Need for Professionalism
Meanwhile, through the presentation titled, ‘Outsourcing and the Need for the Outsourcing Professional’, Adetu noted that outsourcing providers need to develop proper business strategies because the industry needs a systematic approach.
He said: “Outsourcing users will always want to choose well-funded and large scale outsourcing vendors with good track record for service and support. Some of the outsourcing practitioners have no scale, skill, or idea of the service they propose to offer. In fact, many outsourcing providers are traders instead of professionals, because of the way and manner they comport themselves in business.
“Also, outsourcing as a concept in business in Nigeria has been abused. Graduates with little or no experience have taken to outsourcing in a bid to cut-corners to make money.

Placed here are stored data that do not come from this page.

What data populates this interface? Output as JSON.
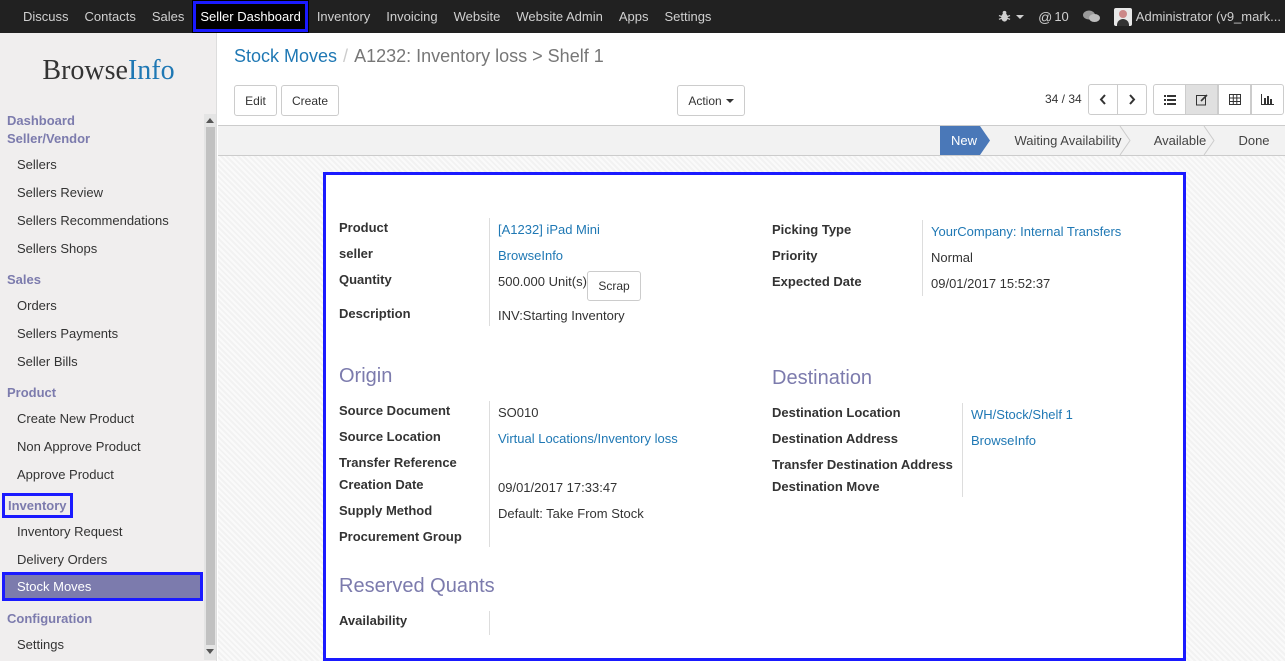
{
  "topbar": {
    "menu": [
      "Discuss",
      "Contacts",
      "Sales",
      "Seller Dashboard",
      "Inventory",
      "Invoicing",
      "Website",
      "Website Admin",
      "Apps",
      "Settings"
    ],
    "messages_count": "10",
    "user": "Administrator (v9_mark..."
  },
  "sidebar": {
    "logo_a": "Browse",
    "logo_b": "Info",
    "sections": {
      "dashboard": "Dashboard",
      "seller_vendor": "Seller/Vendor",
      "sales": "Sales",
      "product": "Product",
      "inventory": "Inventory",
      "configuration": "Configuration"
    },
    "items": {
      "sellers": "Sellers",
      "sellers_review": "Sellers Review",
      "sellers_recommendations": "Sellers Recommendations",
      "sellers_shops": "Sellers Shops",
      "orders": "Orders",
      "sellers_payments": "Sellers Payments",
      "seller_bills": "Seller Bills",
      "create_new_product": "Create New Product",
      "non_approve_product": "Non Approve Product",
      "approve_product": "Approve Product",
      "inventory_request": "Inventory Request",
      "delivery_orders": "Delivery Orders",
      "stock_moves": "Stock Moves",
      "settings": "Settings"
    }
  },
  "breadcrumb": {
    "parent": "Stock Moves",
    "separator": "/",
    "current": "A1232: Inventory loss > Shelf 1"
  },
  "buttons": {
    "edit": "Edit",
    "create": "Create",
    "action": "Action",
    "scrap": "Scrap"
  },
  "pager": "34 / 34",
  "stages": [
    "New",
    "Waiting Availability",
    "Available",
    "Done"
  ],
  "form": {
    "product_label": "Product",
    "product": "[A1232] iPad Mini",
    "seller_label": "seller",
    "seller": "BrowseInfo",
    "quantity_label": "Quantity",
    "quantity": "500.000",
    "uom": "Unit(s)",
    "description_label": "Description",
    "description": "INV:Starting Inventory",
    "picking_type_label": "Picking Type",
    "picking_type": "YourCompany: Internal Transfers",
    "priority_label": "Priority",
    "priority": "Normal",
    "expected_date_label": "Expected Date",
    "expected_date": "09/01/2017 15:52:37",
    "origin_title": "Origin",
    "source_document_label": "Source Document",
    "source_document": "SO010",
    "source_location_label": "Source Location",
    "source_location": "Virtual Locations/Inventory loss",
    "transfer_reference_label": "Transfer Reference",
    "creation_date_label": "Creation Date",
    "creation_date": "09/01/2017 17:33:47",
    "supply_method_label": "Supply Method",
    "supply_method": "Default: Take From Stock",
    "procurement_group_label": "Procurement Group",
    "destination_title": "Destination",
    "destination_location_label": "Destination Location",
    "destination_location": "WH/Stock/Shelf 1",
    "destination_address_label": "Destination Address",
    "destination_address": "BrowseInfo",
    "transfer_destination_address_label": "Transfer Destination Address",
    "destination_move_label": "Destination Move",
    "reserved_title": "Reserved Quants",
    "availability_label": "Availability"
  }
}
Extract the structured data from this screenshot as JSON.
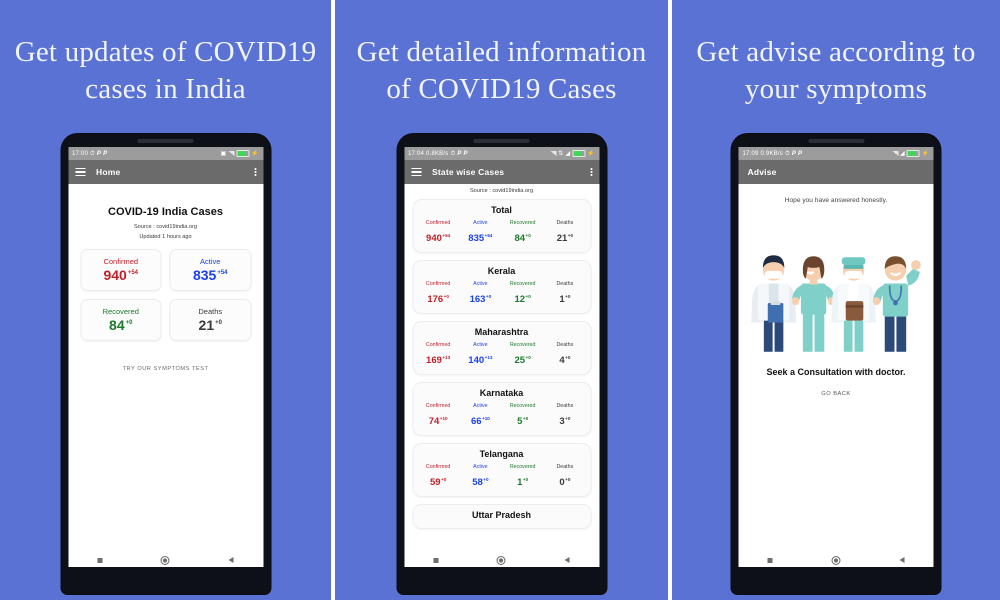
{
  "theme": {
    "panel_bg": "#5a72d4",
    "confirmed_color": "#c0202a",
    "active_color": "#1a41e8",
    "recovered_color": "#1b7a2a",
    "deaths_color": "#3b3b3b",
    "appbar_bg": "#6b6b6b",
    "statusbar_bg": "#9c9c9c"
  },
  "panels": [
    {
      "headline": "Get updates of COVID19 cases in India"
    },
    {
      "headline": "Get detailed information of COVID19 Cases"
    },
    {
      "headline": "Get advise according to your symptoms"
    }
  ],
  "screen1": {
    "status": {
      "time": "17:00",
      "alarm_icon": "alarm-icon",
      "app_icon_1": "P",
      "app_icon_2": "P"
    },
    "appbar": {
      "menu_icon": "hamburger-menu-icon",
      "title": "Home",
      "overflow_icon": "kebab-menu-icon"
    },
    "title": "COVID-19 India Cases",
    "source": "Source : covid19india.org",
    "updated": "Updated  1 hours ago",
    "cards": [
      {
        "label": "Confirmed",
        "value": "940",
        "delta": "+54",
        "key": "conf"
      },
      {
        "label": "Active",
        "value": "835",
        "delta": "+54",
        "key": "act"
      },
      {
        "label": "Recovered",
        "value": "84",
        "delta": "+0",
        "key": "rec"
      },
      {
        "label": "Deaths",
        "value": "21",
        "delta": "+0",
        "key": "dea"
      }
    ],
    "cta": "TRY OUR SYMPTOMS TEST"
  },
  "screen2": {
    "status": {
      "time": "17:04",
      "speed": "0.8KB/s",
      "alarm_icon": "alarm-icon",
      "app_icon_1": "P",
      "app_icon_2": "P"
    },
    "appbar": {
      "menu_icon": "hamburger-menu-icon",
      "title": "State wise Cases",
      "overflow_icon": "kebab-menu-icon"
    },
    "source": "Source : covid19india.org",
    "column_labels": [
      "Confirmed",
      "Active",
      "Recovered",
      "Deaths"
    ],
    "states": [
      {
        "name": "Total",
        "confirmed": "940",
        "confirmed_delta": "+54",
        "active": "835",
        "active_delta": "+54",
        "recovered": "84",
        "recovered_delta": "+0",
        "deaths": "21",
        "deaths_delta": "+0"
      },
      {
        "name": "Kerala",
        "confirmed": "176",
        "confirmed_delta": "+0",
        "active": "163",
        "active_delta": "+0",
        "recovered": "12",
        "recovered_delta": "+0",
        "deaths": "1",
        "deaths_delta": "+0"
      },
      {
        "name": "Maharashtra",
        "confirmed": "169",
        "confirmed_delta": "+13",
        "active": "140",
        "active_delta": "+13",
        "recovered": "25",
        "recovered_delta": "+0",
        "deaths": "4",
        "deaths_delta": "+0"
      },
      {
        "name": "Karnataka",
        "confirmed": "74",
        "confirmed_delta": "+10",
        "active": "66",
        "active_delta": "+10",
        "recovered": "5",
        "recovered_delta": "+0",
        "deaths": "3",
        "deaths_delta": "+0"
      },
      {
        "name": "Telangana",
        "confirmed": "59",
        "confirmed_delta": "+0",
        "active": "58",
        "active_delta": "+0",
        "recovered": "1",
        "recovered_delta": "+0",
        "deaths": "0",
        "deaths_delta": "+0"
      }
    ],
    "next_state_partial": "Uttar Pradesh"
  },
  "screen3": {
    "status": {
      "time": "17:09",
      "speed": "0.9KB/s",
      "alarm_icon": "alarm-icon",
      "app_icon_1": "P",
      "app_icon_2": "P"
    },
    "appbar": {
      "title": "Advise"
    },
    "note": "Hope you have answered honestly.",
    "illustration": "doctors-group-illustration",
    "seek": "Seek a Consultation with doctor.",
    "back": "GO BACK"
  }
}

This practice has soiled the image of outsourcing professionals and there is need to remedy this if there is going to be standard in the industry,” he added.
He harped on the need for outsourcing providers to start thinking of forming mergers to build scale and noted that if they don’t do this, outsider will come and take over the industry, adding: “In the outsourcing world, scale is non-negotiable”.

The Human Resource Director, Flour Mills Nigeria Plc, Mary Uria, who has had robust interaction with outsourcing providers, commended the organisers of the event, stating that when her company ventured into outsourcing in 2005, there was a dearth of professionals in the industry.
She noted that it is good that professionalism is now being infused in the industry and that it will help the country and business in the long run.